Of course, in this, Duncan is helped by Greg Popovich and R.C. Buford setting the stage for him.  But Duncan himself embodies the ethic that they can only talk about and attempt to build, and that is essential.  It is this work, work which requires a huge amount of activity, a huge amount of centralization of decisionmaking through the work of his body, his effort, his performance, that actually leads the team, physically, into the future it envisions for itself.

San Antonio beat writers sometimes say that the one thing they are most surprised about is how much pushback Duncan sometimes makes against Popovich.  But this is simply the other side of how closely he is actually doing the work of directing the team.  He is not coaching it, indeed.  He is physically leading it. 

And Aldridge has put himself in the position to create a truly similar dynamic with the Blazers. 

It is a style and a philosophy of team-management that Paul Allen has recently seemed to embrace.  It worked in Seattle with the Seahawks: a team that he began to build around the roster itself, with an emphasis on the cohesion of its personnel, rather than the immediate results they produced.  The development of organic connections between the team, and the organization of its moves to foster those connections through a bottom-up style of management, was absolutely crucial in getting them a championship.

Similarly, fostering those connections, and centralizing moves around a leading player, brought Portland to its most successful season in a decade, and promises to take them even further next year, possibly deep into the playoffs.  The following year after that, when they can take significant steps in maximizing the efficiency of the roster, and building it entirely around Aldridge, it is not hard to see them having have a real shot at bringing a second championship to Portland.

Allen’s recent personal visit to Aldridge together with Neil Olshey to discuss various options that would make Aldridge become a Blazer for life is yet another indication that he seeks to make this philosophy even more a part of how the Blazers do business.

Reports upon Aldridge’s contract discussions have emphasized his commitment to making contributions to the history of the Blazers.  They have singled out in particular one statement which Aldridge made to Joe Freeman in discussing his eventual signing with the Blazers next year:

I want to be the best Blazer – ever... If I stay the rest of my career, I should be able to catch Clyde by then. I should be able to leave a mark on a big-time franchise that is going to be seen forever. And I will be able to say I played here my whole career. This city has embraced me and grown with me. I have so much history, it just makes sense to stay.
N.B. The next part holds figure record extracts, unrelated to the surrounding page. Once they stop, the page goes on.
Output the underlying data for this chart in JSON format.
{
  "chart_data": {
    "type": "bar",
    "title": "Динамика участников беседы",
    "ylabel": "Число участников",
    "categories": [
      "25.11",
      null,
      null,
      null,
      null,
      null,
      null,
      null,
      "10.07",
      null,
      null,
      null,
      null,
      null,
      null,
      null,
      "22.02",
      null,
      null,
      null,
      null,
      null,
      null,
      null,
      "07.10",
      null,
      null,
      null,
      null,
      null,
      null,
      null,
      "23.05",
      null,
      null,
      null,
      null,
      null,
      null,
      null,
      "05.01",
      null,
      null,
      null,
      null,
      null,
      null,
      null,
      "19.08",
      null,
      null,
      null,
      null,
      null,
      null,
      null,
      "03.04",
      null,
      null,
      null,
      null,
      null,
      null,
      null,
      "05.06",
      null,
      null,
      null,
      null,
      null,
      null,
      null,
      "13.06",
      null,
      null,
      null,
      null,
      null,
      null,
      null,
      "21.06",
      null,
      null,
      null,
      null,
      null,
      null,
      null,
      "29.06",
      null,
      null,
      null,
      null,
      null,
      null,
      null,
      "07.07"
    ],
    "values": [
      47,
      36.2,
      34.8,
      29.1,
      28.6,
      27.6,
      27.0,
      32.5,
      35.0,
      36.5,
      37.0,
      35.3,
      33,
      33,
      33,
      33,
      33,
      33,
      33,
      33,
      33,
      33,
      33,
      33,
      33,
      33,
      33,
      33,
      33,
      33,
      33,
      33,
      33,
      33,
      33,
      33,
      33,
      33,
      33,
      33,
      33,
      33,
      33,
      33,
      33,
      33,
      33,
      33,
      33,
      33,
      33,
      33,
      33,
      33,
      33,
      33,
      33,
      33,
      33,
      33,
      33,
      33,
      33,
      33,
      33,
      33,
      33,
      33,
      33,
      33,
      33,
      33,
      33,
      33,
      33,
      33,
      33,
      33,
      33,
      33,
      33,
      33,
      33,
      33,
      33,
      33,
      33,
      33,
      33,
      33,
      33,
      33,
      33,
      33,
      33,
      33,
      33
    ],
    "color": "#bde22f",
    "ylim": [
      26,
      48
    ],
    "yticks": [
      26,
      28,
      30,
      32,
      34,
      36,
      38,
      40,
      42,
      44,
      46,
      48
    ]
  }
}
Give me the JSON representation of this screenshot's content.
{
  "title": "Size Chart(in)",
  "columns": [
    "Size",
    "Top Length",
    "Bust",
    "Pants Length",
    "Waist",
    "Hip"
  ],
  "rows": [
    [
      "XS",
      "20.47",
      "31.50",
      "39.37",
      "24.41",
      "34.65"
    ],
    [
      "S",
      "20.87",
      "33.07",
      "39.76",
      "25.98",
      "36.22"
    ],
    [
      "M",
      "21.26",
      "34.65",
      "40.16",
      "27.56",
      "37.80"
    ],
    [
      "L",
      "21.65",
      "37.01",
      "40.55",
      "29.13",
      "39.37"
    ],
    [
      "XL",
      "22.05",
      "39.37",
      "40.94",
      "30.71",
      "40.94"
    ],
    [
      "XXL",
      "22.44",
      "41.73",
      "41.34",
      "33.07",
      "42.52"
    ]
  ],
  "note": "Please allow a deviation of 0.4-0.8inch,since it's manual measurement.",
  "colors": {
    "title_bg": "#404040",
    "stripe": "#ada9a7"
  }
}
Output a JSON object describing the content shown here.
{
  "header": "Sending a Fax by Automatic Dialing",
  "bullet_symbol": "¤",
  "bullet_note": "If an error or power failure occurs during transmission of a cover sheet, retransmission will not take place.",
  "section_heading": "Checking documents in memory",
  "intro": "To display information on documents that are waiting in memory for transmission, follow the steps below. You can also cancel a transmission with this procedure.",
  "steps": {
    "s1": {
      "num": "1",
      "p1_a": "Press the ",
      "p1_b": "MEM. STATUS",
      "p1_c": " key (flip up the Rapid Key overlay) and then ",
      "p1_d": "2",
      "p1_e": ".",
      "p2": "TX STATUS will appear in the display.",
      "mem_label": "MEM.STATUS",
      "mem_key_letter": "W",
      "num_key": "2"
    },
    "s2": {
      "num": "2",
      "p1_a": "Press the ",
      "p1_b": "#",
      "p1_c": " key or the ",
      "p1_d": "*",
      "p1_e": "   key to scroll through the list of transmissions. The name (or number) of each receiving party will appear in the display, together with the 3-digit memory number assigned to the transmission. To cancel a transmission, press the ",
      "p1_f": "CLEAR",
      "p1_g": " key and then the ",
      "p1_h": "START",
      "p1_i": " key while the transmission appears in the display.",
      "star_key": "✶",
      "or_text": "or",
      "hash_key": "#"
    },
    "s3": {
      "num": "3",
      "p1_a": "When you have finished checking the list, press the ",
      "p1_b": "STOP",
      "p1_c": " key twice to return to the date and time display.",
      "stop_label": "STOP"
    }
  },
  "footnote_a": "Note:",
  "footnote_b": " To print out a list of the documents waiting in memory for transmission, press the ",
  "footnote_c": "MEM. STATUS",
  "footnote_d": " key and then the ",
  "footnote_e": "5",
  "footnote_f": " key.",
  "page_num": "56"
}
Surpassing franchise records is a force that motivates Aldridge to succeed, indeed, and this is what is stressed when accounting for his motivation to continue with the team.  But too much emphasis on merely adding to history can make it seem as if the choice is between staying in a good franchise and happily becoming part of its story, and taking risks elsewhere that bring a player glory.  It reflects the old small-market self-consciousness that the only reason people stay in little cities is settling for good instead of going for what is best.

In reality, catching and surpassing Drexler also clearly means making it to the Finals and bringing a championship trophy to Portland.  It is just as clear that Aldridge means this as well, though he puts it in more modest terms which don’t make the foolish promise of instant success.

It is, in other words, a further indication not only that he will stay—that worries about his ditching Portland to play with LeBron, for example, are silly—but reflects his willingness to take on fully this Duncan-like role he has been cultivating.

It is a powerful indication of nature of the relationship he is building with the Blazers and tells us a little about what it means: that it is by these patient but definite means that they will be making their achievements.  And nothing could make clearer just how thoroughly he is embracing the role of embodying the hope that fans and the franchise itself have for this team.